Arkeologlar, antik Pompeii şehrinin Regio IX bölgesinde yapılan kazılarda, bir kadın iskeletinin yanında değerli küpeler ve madeni para koleksiyonu gibi önemli eşyaların bulunduğu bir istif keşfettiler. Bu durum, kadının yaklaşan bir felaketten kaçmak amacıyla değerli eşyalarını almayı denemiş olabileceğini düşündürüyor.
Çiftin kalıntıları, “33’üncü bölge” olarak adlandırılan bir odada ortaya çıkmıştır. Kadın iskeleti, yaklaşık 35 ile 45 yaşları arasında olduğu tahmin edilen bir yatakta cenin pozisyonunda yatarken bulundu. Diğer yandan, 20 yaşından büyük olmadığı düşünülen genç erkek ise çökmüş bir duvarın altında yığılmış halde bulundu. Araştırmacılar, odanın ponza taşıyla kaplı olmaması nedeniyle, çiftin patlama sonrasında Pompeii’nin açık alanlarından koruma aramak için içeri girmiş olabileceğinden şüpheleniyorlar. Ancak, bitişikteki odanın ponza taşıyla dolu olması, bu ikilinin bu odada sıkışıp kalmış olabileceğini gösteriyor.
Zemin üzerindeki birkaç santimetrelik kül tabakası, muhtemelen sıcak gaz ve volkanik madde akıntısı olarak bilinen piroklastik akıntının etkisiyle hayatlarını kaybettiklerini öne sürüyor. Yeni bir çalışmada bu olay yerini inceleyen araştırmacılar, bu ölümcül selin muhtemelen duvarın yıkılmasına ve genç adamın ölümüne neden olduğunu öne sürüyorlar. Çalışma yazarları, yaşlı kadının muhtemelen kısa bir süre daha hayatta kaldığını ve ölümü kabullenerek yatağa uzanmış olabileceğini düşünüyor. Ne kadar süre hayatta kaldığı kesin olarak bilinmemekle birlikte, bu ek sürenin son anlarının pek de huzurlu olmadığı rahatlıkla tahmin edilebilir.
Arkeologlar, kadının vücudu çevresinde, yakındaki bir sandıkla ilişkili olabilecek birçok demir anahtar keşfettiler. Ayrıca, altın, gümüş ve bronz sikkelerin yanı sıra, altın ve inci küpelerden oluşan zengin bir koleksiyona da sahipti.
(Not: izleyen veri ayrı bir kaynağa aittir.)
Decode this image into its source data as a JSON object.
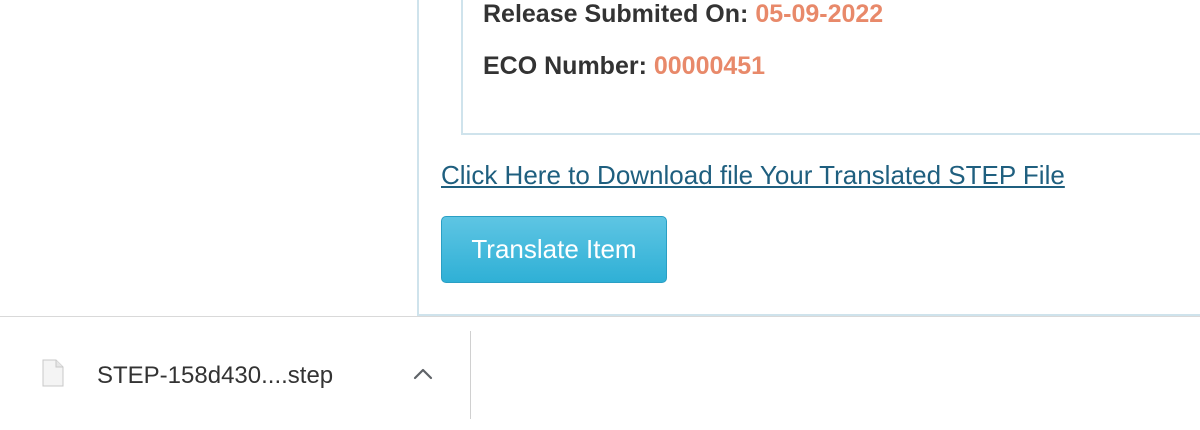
{
  "release": {
    "label": "Release Submited On:",
    "value": "05-09-2022"
  },
  "eco": {
    "label": "ECO Number:",
    "value": "00000451"
  },
  "download_link": "Click Here to Download file Your Translated STEP File",
  "translate_button": "Translate Item",
  "download_shelf": {
    "file_name": "STEP-158d430....step",
    "file_icon": "file-icon",
    "chevron_icon": "chevron-up-icon"
  },
  "colors": {
    "value_accent": "#e8896a",
    "link": "#1f5f7f",
    "button": "#2fb0d6",
    "panel_border": "#cfe3ec"
  }
}
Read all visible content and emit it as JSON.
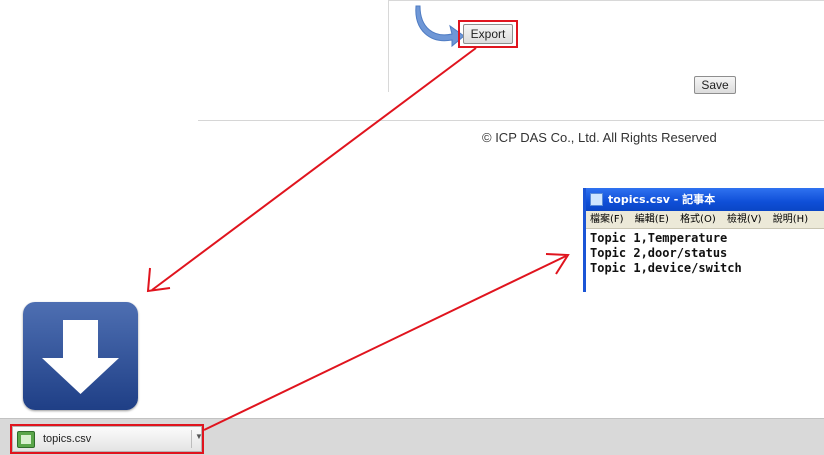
{
  "panel": {
    "export_label": "Export",
    "save_label": "Save"
  },
  "footer": {
    "copyright": "© ICP DAS Co., Ltd. All Rights Reserved"
  },
  "notepad": {
    "title": "topics.csv - 記事本",
    "menu": [
      "檔案(F)",
      "編輯(E)",
      "格式(O)",
      "檢視(V)",
      "說明(H)"
    ],
    "lines": [
      "Topic 1,Temperature",
      "Topic 2,door/status",
      "Topic 1,device/switch"
    ]
  },
  "download_bar": {
    "file_name": "topics.csv",
    "file_icon": "csv-file-icon",
    "menu_icon": "chevron-down-icon"
  },
  "download_icon": "download-arrow-icon",
  "colors": {
    "annotation_red": "#e0141e",
    "curved_arrow_blue": "#6f97d6",
    "notepad_title_blue": "#0f4fd8"
  }
}
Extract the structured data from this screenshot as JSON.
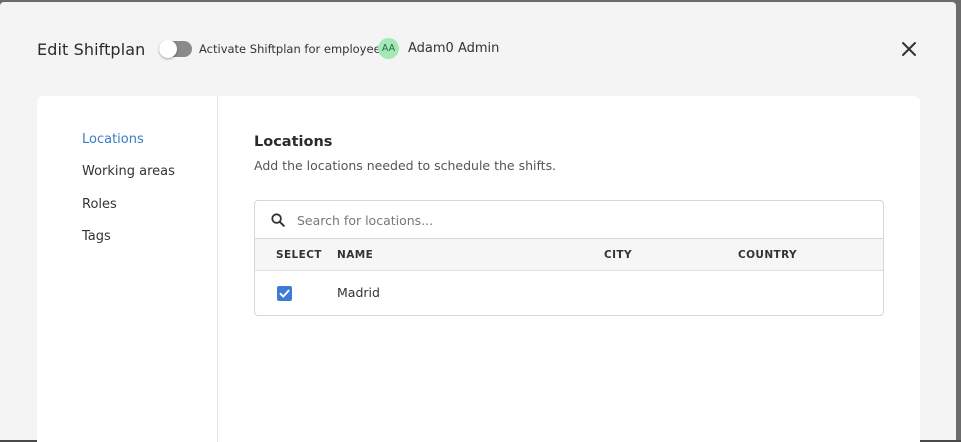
{
  "header": {
    "title": "Edit Shiftplan",
    "toggle_label": "Activate Shiftplan for employee",
    "toggle_on": false,
    "avatar_initials": "AA",
    "employee_name": "Adam0 Admin",
    "close_icon": "close-icon"
  },
  "sidebar": {
    "items": [
      {
        "label": "Locations",
        "active": true
      },
      {
        "label": "Working areas",
        "active": false
      },
      {
        "label": "Roles",
        "active": false
      },
      {
        "label": "Tags",
        "active": false
      }
    ]
  },
  "section": {
    "title": "Locations",
    "description": "Add the locations needed to schedule the shifts."
  },
  "search": {
    "placeholder": "Search for locations...",
    "value": "",
    "icon": "search-icon"
  },
  "table": {
    "columns": [
      "SELECT",
      "NAME",
      "CITY",
      "COUNTRY"
    ],
    "rows": [
      {
        "selected": true,
        "name": "Madrid",
        "city": "",
        "country": ""
      }
    ]
  },
  "colors": {
    "accent": "#3d7bc4",
    "checkbox": "#3d7bd6",
    "avatar_bg": "#a3e8b6"
  }
}
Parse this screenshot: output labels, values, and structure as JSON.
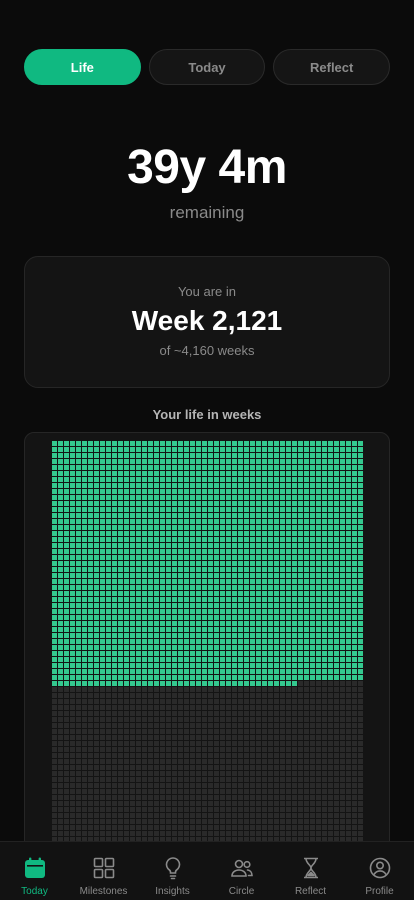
{
  "tabs": [
    {
      "label": "Life",
      "active": true
    },
    {
      "label": "Today",
      "active": false
    },
    {
      "label": "Reflect",
      "active": false
    }
  ],
  "remaining": {
    "value": "39y 4m",
    "label": "remaining"
  },
  "week_card": {
    "prefix": "You are in",
    "week": "Week 2,121",
    "total": "of ~4,160 weeks"
  },
  "grid": {
    "title": "Your life in weeks",
    "weeks_lived": 2121,
    "total_weeks": 4160,
    "weeks_per_row": 52,
    "lived_color": "#34c98f",
    "remaining_color": "#2a2a2a"
  },
  "nav": [
    {
      "icon": "calendar-icon",
      "label": "Today",
      "active": true
    },
    {
      "icon": "grid-icon",
      "label": "Milestones",
      "active": false
    },
    {
      "icon": "lightbulb-icon",
      "label": "Insights",
      "active": false
    },
    {
      "icon": "people-icon",
      "label": "Circle",
      "active": false
    },
    {
      "icon": "hourglass-icon",
      "label": "Reflect",
      "active": false
    },
    {
      "icon": "profile-icon",
      "label": "Profile",
      "active": false
    }
  ]
}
Yazarların belirttiğine göre, küpeler, adını incilerin birbirine çarpmasıyla meydana gelen seslerden alan “crotalia” tarzındaydı, bu da “çıngırak” anlamına geliyor. Kadının diğer mücevherleri arasında, doğum sırasında koruma sağlamak amacıyla tasarlanmış muska şeklinde bir kolye de bulunuyordu.
Bu keşifler ışığında, araştırmacılar kadının değerli hazineleriyle birlikte kaçmayı planladığını ancak trajik bir şekilde 33. Bölge’den çıkmayı başaramadığını öne sürüyorlar. Mekanın yeniden inşası için yazarlar, kül tabakası içindeki oyuklara sıva dökerek, odayı süsleyen bazı ahşap mobilyaların kalıplarını ortaya çıkardılar. Bu yöntemle, bir yatağın, devrilmiş bir taburenin ve mermer tablalı ahşap bir masanın izlerini tespit edebildiler. Bu çalışmanın sonuçları, antik yaşamın ve felaketin insan hayatındaki etkilerinin bir anısını daha gün yüzüne çıkarmaktadır. Çalışma, Pompei Kazısı E-Dergisi’nde yayınlandı.